Thursday, July 23, 2015

Day 8: Ivanhoe Girls' Grammar School and Billanook College

Today I visited two Pauls: Paul Fitz-Gerald at Ivanhoe Girls' Grammar School (IGSS) and Paul Fielding at Billanook College. A common thread between the two, aside from a mild geographical proximity, was the Space Camp they run in the summer. Students from both schools spend an entire week during their holiday break learning about aerodynamics and flight first hand. They go for a flight in a glider and also in a plane, launch model rockets, and design their own gliders. The camp looks fascinating- wish I could get all of my students together for a week in the summer to do something like this!

Before I forget, Paul Fielding showed me a really neat camera called a Key Cam that uses a micro SD card and is affordable enough to be attached to a rocket. The footage is remarkably good and the unit is affordable enough that it's not the end of the world if it doesn't survive the landing.

I observed a year 10 class at IGSS that was studying inertia. Well, actually a pair of them running simultaneously with different stations, and the students moved back and forth between the rooms depending on which experiment they were working on. The teachers (Paul and Dina) had planned this out ahead of time and it seemed to go really smoothly. The activities were engaging and were presented in the form of real-world scenarios- pushing a heavy shopping cart, collisions between cars, etc. 

Many teachers here, like as Dina, Giselle, and Paul Fielding, were actually engineers first before becoming teachers. The undergraduate degree doesn't matter too much- the teachers either got a one-year postgraduate diploma in teaching or a masters afterward. The diploma is being phased out and the only option for new teachers will be the masters route.

Billanook College feels like it's far removed from the city, but it just happens to have a large campus (with its own stream) and be situated next to a vineyard. It's an independent school, but it doesn't have an entrance exam, so it gets a wide economic cross-section of students. It has strong support services for students with learning disabilities and also for international students. One faculty member told me that while the campus is nice, their strength is in the programs they offer. The school has a day with five 65-minute periods on a 2 week rotation.
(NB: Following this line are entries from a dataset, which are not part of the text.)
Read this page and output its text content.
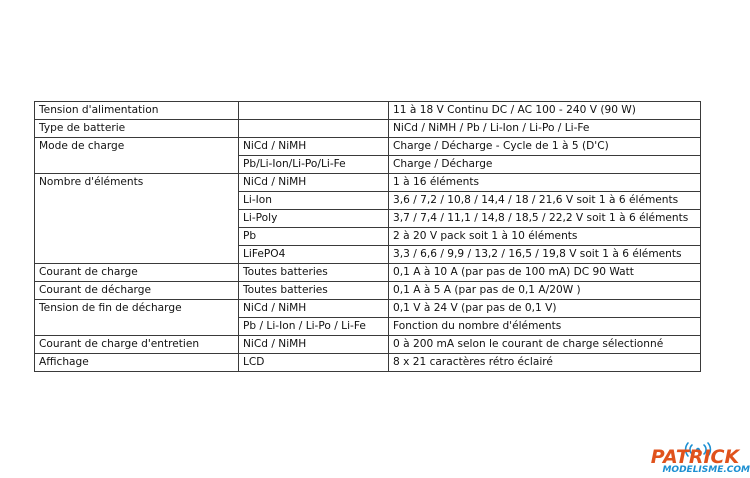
Tension d'alimentation		11 à 18 V Continu DC / AC 100 - 240 V (90 W)
Type de batterie		NiCd / NiMH / Pb / Li-Ion / Li-Po / Li-Fe
Mode de charge	NiCd / NiMH	Charge / Décharge - Cycle de 1 à 5 (D'C)
	Pb/Li-Ion/Li-Po/Li-Fe	Charge / Décharge
Nombre d'éléments	NiCd / NiMH	1 à 16 éléments
	Li-Ion	3,6 / 7,2 / 10,8 / 14,4 / 18 / 21,6 V soit 1 à 6 éléments
	Li-Poly	3,7 / 7,4 / 11,1 / 14,8 / 18,5 / 22,2 V soit 1 à 6 éléments
	Pb	2 à 20 V pack soit 1 à 10 éléments
	LiFePO4	3,3 / 6,6 / 9,9 / 13,2 / 16,5 / 19,8 V soit 1 à 6 éléments
Courant de charge	Toutes batteries	0,1 A à 10 A (par pas de 100 mA) DC 90 Watt
Courant de décharge	Toutes batteries	0,1 A à 5 A (par pas de 0,1 A/20W )
Tension de fin de décharge	NiCd / NiMH	0,1 V à 24 V (par pas de 0,1 V)
	Pb / Li-Ion / Li-Po / Li-Fe	Fonction du nombre d'éléments
Courant de charge d'entretien	NiCd / NiMH	0 à 200 mA selon le courant de charge sélectionné
Affichage	LCD	8 x 21 caractères rétro éclairé
PATRICK
MODELISME.COM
I observed a year 11 class that ran like a well-oiled machine. The students were running motion labs using inclined planes and trolleys (carts). They collected data via the Pasco Spark Systems. The only hiccup, which was really minor, was the transfer of the graphs to the students' Google Docs writeups. They have to take a picture with their device (iPads for years 7-9, BYOD after that (laptop and phone/tablet) and then insert it into google docs via drive. It worked fine and the students had an excellent handle on using the devices after having them for so long. Side note: Paul Fitz-Gerald's school had an interesting way to let the students know the expectations for how iPads were to be used during the lesson:

Too few students at my school use devices in this manner, so it's not really applicable, but I liked the idea.

There was 1 female student out of two classes that total roughly 22 students. Paul Fielding told me that the state average is 20% female for year 11's, and 10% for year 12 courses.

After school Paul took me to the top of Mount Dandenong, which was spectacular. We then had dinner with his wife, a linguist, and the school's career counselor. It was fascinating to hear their perspectives.